Mon ami de si loin …
Il est né à Peshawar, au Pakistan, dans une famille de réfugiés afghans. Son père étant luthier, il aurait dû recevoir la musique en héritage mais a pris une autre voie. A la mort de sa sœur adorée, il, enfant, a demandé à son père de le conduire jusqu’à une école coranique, une madrassa dans laquelle il a passé une enfance studieuse non exempte de bonheurs.
Il aimait Dieu, et il aimait le Livre. Il voulait tout connaître de l’histoire du Prophète. Il s’est enflammé pour les textes sacrés, a bu comme du petit lait tout ce que disaient ses maîtres.
On lui a parlé du Saint Créateur de l’âme. On lui a nourri la mémoire de légendes magiques. On lui a expliqué que le Prophète était apparu en songe au mollah Omar pour, d’une voix cristalline, où chaque mot sonnait comme un diamant, lui ordonner de rassembler des combattants de la Foi et de chasser les imposteurs d’Afghanistan. On lui a même informé de la gloire acquise aux yeux de Dieu par le frère Ben Laden.
Il a tout cru, tout retenu, tout gravé au plus secret de son cœur. C’était un élève exemplaire….
C’est, portée par la voix discrète d’une mémoire, une voix qu’on imagine être celle d’un vieux sage revenu de tout, Quelqu’un, que vous parvient cette histoire.
Ce jeune homme, ce « il », n’est ni bon ni mauvais mais il a été jeté au monde pour subir la folie des hommes.

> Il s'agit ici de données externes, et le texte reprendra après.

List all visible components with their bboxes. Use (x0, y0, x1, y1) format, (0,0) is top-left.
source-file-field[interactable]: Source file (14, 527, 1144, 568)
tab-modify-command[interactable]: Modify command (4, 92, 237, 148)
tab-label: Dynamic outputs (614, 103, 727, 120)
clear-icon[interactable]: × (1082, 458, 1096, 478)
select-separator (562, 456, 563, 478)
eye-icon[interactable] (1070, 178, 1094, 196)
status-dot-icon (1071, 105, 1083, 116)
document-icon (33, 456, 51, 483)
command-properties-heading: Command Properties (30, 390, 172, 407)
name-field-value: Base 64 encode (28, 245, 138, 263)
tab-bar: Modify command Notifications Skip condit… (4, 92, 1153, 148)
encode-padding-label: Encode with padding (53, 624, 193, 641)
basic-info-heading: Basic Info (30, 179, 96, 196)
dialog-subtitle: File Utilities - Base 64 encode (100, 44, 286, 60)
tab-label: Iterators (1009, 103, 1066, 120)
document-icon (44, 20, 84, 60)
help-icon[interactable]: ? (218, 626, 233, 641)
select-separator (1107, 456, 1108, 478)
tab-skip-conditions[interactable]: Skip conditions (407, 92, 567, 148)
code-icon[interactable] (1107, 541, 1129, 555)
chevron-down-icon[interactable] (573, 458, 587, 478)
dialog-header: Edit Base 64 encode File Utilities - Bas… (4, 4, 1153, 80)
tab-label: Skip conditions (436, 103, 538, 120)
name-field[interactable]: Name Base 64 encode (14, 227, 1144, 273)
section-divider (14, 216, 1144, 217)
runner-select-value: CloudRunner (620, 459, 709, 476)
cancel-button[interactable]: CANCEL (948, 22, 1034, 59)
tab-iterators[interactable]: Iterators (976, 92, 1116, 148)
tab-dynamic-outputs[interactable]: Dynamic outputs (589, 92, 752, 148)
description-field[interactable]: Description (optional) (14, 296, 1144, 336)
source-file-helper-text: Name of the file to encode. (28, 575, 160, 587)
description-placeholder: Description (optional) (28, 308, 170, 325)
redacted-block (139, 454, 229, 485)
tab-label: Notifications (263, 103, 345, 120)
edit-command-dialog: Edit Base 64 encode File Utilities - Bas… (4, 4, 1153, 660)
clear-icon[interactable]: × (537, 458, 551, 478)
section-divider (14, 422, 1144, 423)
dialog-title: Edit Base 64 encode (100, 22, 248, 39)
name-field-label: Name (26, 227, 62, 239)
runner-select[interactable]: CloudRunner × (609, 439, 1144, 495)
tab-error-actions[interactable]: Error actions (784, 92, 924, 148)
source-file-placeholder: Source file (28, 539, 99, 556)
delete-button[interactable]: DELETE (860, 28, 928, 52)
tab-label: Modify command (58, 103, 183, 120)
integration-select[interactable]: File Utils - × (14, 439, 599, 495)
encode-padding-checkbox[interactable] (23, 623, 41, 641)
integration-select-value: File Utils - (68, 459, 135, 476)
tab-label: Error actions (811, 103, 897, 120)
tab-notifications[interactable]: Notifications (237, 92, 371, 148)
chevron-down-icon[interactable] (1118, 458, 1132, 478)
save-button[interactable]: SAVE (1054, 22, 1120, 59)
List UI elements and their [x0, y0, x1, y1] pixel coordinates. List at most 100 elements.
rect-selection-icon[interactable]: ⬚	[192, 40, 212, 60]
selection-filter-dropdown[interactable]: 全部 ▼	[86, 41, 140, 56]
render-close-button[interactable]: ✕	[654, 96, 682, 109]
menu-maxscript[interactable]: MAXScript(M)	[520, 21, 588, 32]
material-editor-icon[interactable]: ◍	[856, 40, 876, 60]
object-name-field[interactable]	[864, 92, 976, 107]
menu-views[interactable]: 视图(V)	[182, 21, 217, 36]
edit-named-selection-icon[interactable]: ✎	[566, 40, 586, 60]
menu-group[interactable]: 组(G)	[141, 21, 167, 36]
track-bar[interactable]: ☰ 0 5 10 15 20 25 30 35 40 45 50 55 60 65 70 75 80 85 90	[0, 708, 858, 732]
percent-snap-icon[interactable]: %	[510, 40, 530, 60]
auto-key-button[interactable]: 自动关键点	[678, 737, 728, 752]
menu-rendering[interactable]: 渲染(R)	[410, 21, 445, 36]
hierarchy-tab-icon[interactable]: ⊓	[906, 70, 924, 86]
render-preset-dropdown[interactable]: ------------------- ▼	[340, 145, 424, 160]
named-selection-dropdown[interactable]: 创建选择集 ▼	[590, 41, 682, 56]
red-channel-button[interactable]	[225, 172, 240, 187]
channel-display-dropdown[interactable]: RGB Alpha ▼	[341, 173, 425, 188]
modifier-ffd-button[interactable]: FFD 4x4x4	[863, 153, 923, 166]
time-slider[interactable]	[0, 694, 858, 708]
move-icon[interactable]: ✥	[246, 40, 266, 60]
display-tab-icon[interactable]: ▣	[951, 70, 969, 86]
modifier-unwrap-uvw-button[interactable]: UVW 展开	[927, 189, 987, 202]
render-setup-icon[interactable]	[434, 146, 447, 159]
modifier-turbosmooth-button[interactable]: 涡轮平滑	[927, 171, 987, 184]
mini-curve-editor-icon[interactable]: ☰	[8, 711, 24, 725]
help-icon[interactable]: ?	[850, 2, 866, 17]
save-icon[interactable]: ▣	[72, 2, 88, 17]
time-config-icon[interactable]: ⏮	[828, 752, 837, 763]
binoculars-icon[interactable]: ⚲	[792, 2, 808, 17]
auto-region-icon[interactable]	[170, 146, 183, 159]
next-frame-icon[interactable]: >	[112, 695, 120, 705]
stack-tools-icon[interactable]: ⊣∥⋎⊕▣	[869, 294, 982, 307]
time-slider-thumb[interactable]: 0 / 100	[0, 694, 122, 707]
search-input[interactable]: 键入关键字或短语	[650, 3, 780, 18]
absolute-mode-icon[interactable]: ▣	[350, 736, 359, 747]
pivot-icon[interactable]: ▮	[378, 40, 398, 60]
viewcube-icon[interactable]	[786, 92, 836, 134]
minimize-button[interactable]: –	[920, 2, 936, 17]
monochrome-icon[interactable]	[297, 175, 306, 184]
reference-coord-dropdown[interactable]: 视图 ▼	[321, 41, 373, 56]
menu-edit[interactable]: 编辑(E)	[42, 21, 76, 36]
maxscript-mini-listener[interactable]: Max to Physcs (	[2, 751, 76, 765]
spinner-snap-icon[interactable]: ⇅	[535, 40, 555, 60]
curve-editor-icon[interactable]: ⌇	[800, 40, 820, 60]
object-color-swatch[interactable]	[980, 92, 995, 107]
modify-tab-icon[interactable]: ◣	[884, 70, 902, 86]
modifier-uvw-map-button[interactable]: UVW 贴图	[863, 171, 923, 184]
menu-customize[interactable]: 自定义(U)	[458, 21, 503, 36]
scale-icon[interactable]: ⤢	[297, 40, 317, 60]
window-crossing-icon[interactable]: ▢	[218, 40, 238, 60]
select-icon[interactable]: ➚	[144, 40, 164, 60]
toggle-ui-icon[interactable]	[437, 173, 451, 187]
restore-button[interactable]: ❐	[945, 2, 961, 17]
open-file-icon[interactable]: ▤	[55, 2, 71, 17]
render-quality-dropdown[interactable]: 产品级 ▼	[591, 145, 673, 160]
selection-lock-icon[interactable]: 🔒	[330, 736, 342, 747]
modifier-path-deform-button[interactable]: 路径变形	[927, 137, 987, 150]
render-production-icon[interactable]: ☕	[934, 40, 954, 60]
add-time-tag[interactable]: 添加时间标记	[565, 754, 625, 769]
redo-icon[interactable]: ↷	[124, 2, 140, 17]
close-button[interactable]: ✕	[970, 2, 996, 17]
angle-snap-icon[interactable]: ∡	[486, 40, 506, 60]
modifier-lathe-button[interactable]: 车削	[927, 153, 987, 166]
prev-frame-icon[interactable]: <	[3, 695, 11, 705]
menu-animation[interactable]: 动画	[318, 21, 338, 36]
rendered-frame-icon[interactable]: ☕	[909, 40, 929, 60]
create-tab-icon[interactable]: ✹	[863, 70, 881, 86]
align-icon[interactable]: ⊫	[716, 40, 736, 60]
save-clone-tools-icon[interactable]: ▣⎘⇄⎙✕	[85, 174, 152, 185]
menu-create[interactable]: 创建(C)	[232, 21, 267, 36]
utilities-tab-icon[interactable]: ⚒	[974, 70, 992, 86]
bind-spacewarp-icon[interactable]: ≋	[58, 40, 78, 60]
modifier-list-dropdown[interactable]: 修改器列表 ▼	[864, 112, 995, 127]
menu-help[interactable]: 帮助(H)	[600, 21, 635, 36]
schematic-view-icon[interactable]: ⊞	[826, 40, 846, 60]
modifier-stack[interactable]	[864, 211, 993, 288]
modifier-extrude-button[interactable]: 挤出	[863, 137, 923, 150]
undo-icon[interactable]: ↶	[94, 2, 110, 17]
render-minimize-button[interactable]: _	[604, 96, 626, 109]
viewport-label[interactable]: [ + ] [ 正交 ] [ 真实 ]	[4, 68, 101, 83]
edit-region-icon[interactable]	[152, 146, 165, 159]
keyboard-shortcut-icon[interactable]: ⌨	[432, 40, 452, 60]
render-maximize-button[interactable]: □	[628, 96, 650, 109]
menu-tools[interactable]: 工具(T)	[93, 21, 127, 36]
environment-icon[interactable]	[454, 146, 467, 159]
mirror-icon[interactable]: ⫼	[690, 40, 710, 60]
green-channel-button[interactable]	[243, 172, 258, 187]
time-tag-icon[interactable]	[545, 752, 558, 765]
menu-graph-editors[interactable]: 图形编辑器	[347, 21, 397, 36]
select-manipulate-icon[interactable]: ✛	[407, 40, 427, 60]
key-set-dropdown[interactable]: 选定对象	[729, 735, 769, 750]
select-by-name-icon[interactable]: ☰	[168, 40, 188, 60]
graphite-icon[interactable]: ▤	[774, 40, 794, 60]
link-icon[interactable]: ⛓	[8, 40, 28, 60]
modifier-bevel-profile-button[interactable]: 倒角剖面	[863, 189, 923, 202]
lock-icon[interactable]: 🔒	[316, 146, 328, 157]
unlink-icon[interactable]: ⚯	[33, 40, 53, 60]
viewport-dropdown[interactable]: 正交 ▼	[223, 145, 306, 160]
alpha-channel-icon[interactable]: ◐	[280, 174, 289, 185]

Il est afghan, ce qui signifie qu’il a perdu d’avance. Car s’il existe beaucoup de malheurs en ce monde, beaucoup en vérité, nul n’égale celui d’être afghan. Certains vont même jusqu’à dire que le Bien et le Mal jouent aux osselets le destin de l’Afghanistan. Il ne fait aucun doute alors qu’il est assis sur l’un de ceux-ci, roulé en tous sens par des événements qui le dépassent.
C’est sur ce présupposé que Quelqu’un vous entraîne au raz de la vie d’un jeune Afghan qui aimait la musique et les femmes sans avoir eu le temps de les découvrir, un jeune homme parmi d’autres, épris d’absolu, ivre d’images.
L’humour et la noirceur, l’amour et l’horreur, se combinent pour former une vie comme ravie à elle-même par le régime taliban. Une vie dont les habitants, qu’ils soient geôliers ou aristocrates brisés, amoureux ou pauvres bougres, perdent leur identité à force de constater que la barbarie a bel et bien visage humain.